Мне было всего одиннадцать лет; я страшно не любил эту соседку и в отместку ей сказал, сердито нахмурившись:

— Я хочу и буду учиться… К учителю ходить… Кому ученье не нравится, тот пусть своих детей не посылает, а до чужих ему дела нет.

— Вот видишь, Гана? С детьми надо строго обращаться… Сопляк, а уже со стариками спорит. Что ж из него будет, когда он вырастет? — сказала соседка и ушла.

3

Меня отвели в школу. Свиштовская была похожа на остальные болгарские школы, которые носили тогда название «болгаро-алилодидактических»[78]. Там мы учились читать по таблицам, писали на песке и на грифельных досках, шумели и ссорились, придумывали друг другу всякие названия и прозвища, дрались по двадцать раз на день — и только.

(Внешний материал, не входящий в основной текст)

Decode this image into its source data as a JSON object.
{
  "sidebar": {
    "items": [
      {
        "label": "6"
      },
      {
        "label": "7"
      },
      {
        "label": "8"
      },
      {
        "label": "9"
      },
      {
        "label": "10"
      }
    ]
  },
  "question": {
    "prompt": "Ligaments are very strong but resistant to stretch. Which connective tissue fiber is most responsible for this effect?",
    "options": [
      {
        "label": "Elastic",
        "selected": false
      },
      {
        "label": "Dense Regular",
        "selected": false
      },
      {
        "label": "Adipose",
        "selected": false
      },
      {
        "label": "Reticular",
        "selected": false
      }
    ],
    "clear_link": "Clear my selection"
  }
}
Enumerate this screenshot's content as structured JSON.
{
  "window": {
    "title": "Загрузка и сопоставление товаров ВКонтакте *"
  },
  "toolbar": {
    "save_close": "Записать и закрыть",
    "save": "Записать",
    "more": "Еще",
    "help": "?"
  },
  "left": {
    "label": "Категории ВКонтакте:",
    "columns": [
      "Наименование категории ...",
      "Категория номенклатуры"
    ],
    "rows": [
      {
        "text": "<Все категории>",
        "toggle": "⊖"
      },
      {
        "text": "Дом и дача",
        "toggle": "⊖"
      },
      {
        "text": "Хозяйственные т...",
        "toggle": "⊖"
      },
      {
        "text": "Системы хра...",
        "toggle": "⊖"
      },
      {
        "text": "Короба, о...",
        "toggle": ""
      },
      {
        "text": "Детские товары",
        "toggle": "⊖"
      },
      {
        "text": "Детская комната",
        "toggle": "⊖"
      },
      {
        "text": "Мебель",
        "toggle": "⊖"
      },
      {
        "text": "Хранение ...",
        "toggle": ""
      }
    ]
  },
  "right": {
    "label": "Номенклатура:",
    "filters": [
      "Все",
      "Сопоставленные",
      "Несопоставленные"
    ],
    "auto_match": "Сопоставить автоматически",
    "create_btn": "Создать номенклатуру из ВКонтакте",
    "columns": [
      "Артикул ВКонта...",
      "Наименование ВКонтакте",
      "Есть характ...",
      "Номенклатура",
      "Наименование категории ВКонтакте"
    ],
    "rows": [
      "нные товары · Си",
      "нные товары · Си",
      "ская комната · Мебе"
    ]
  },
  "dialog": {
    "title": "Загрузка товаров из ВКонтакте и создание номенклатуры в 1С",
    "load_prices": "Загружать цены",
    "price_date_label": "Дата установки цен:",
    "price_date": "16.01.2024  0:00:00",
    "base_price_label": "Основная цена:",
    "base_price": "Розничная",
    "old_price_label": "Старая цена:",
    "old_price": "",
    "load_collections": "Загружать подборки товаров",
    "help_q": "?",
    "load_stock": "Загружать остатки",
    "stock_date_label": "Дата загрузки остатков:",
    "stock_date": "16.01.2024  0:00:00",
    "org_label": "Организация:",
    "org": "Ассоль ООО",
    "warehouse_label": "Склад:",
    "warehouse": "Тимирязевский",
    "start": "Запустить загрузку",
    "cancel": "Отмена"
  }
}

Оба наши учителя были ничем не лучше моего хозяина-портного, и розги у них были такие же упругие и хлестали так же больно, как ремень башмачника. Оба весь день только и делали, что махали у нас над головой прутьями, словно не детей учили, а коз или гусей пасли. Один из них был такой злой, что у него борода тряслась, когда он за что-нибудь кричал на нас. А другой постоянно смеялся и всегда был пьян; но в пьяном виде он был еще хуже злого, потому что тот бил только плохих учеников, а этот — всякого, кто подвернется.